Conference agreed to pass the motion asking the NEC to support Forestry Commission and to use all available resources to prevent its break-up. Meanwhile, the minister for charities has been urged by Unite the union, to reverse the ‘savage’ cuts, estimated at £3.3 billion, to the community and voluntary sector implemented by the last government.

Unite called on the minister for civil society Rob Wilson to consider the damage inflicted on the sector since 2010 and to create ‘a genuine partnership that will see charities and community organisations regain their identity and flourish again’.

Unite will be writing to organisations across the sector with a view to creating a new consensus on how to protect and strengthen the sector. To kick-off the debate Unite has launched a strategy document: A strong voluntary and community sector – the foundation for a thriving society.

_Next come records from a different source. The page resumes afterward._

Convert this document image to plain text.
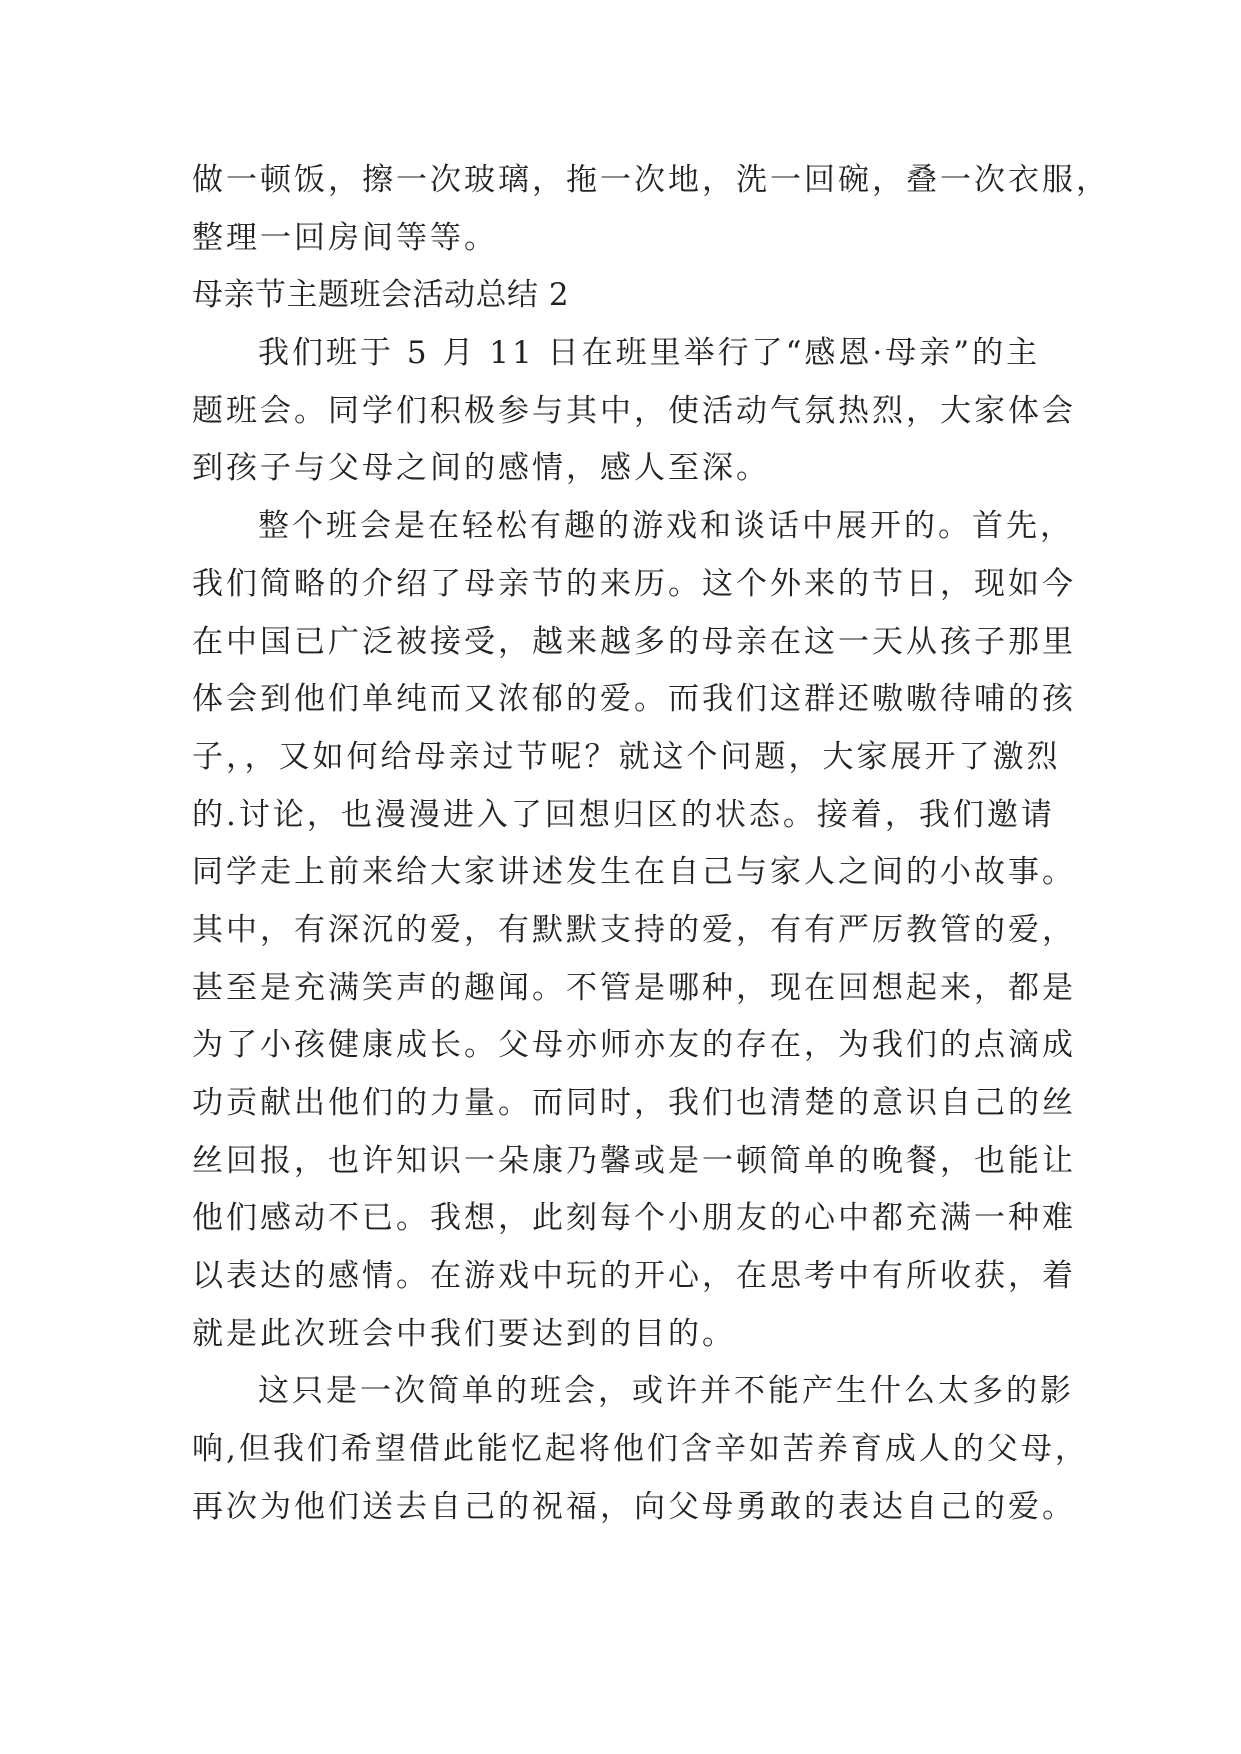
做一顿饭，擦一次玻璃，拖一次地，洗一回碗，叠一次衣服，
整理一回房间等等。
母亲节主题班会活动总结 2
我们班于 5 月 11 日在班里举行了“感恩·母亲”的主
题班会。同学们积极参与其中，使活动气氛热烈，大家体会
到孩子与父母之间的感情，感人至深。
整个班会是在轻松有趣的游戏和谈话中展开的。首先，
我们简略的介绍了母亲节的来历。这个外来的节日，现如今
在中国已广泛被接受，越来越多的母亲在这一天从孩子那里
体会到他们单纯而又浓郁的爱。而我们这群还嗷嗷待哺的孩
子，，又如何给母亲过节呢？就这个问题，大家展开了激烈
的.讨论，也漫漫进入了回想归区的状态。接着，我们邀请
同学走上前来给大家讲述发生在自己与家人之间的小故事。
其中，有深沉的爱，有默默支持的爱，有有严厉教管的爱，
甚至是充满笑声的趣闻。不管是哪种，现在回想起来，都是
为了小孩健康成长。父母亦师亦友的存在，为我们的点滴成
功贡献出他们的力量。而同时，我们也清楚的意识自己的丝
丝回报，也许知识一朵康乃馨或是一顿简单的晚餐，也能让
他们感动不已。我想，此刻每个小朋友的心中都充满一种难
以表达的感情。在游戏中玩的开心，在思考中有所收获，着
就是此次班会中我们要达到的目的。
这只是一次简单的班会，或许并不能产生什么太多的影
响,但我们希望借此能忆起将他们含辛如苦养育成人的父母，
再次为他们送去自己的祝福，向父母勇敢的表达自己的爱。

The key issues for Unite are the restoration of the sector’s funding and rebuilding the independence of the not-for-profit organisations, freed from government interference.

The National Council for Voluntary Organisations (NCVO) – the umbrella body for the 160,000 charities in England and Wales – estimates that £3.3 billion has been lost in public sector funding to the community and voluntary sector over the spending review period 2010/11 – 2015/16.

Unite national officer for the sector Sally Kosky said: ‘What has happened to the voluntary sector over the last five years is that there has been a vice-like squeeze with a savage reduction in funding, coupled with increased political meddling.

‘There needs to be a fundamental rethink by the new government in its attitude to the sector – and this would mean a reversal of the funding cuts and a loosening of the government’s corset of political controls.

‘We need a commitment to rebuild the identity and independence of community and voluntary organisations under pressure from increased political interference and co-option into public service delivery that takes them away from their founding purpose and ethos.

‘Unite members working in the sector are clear that there is an urgent need for a new direction.’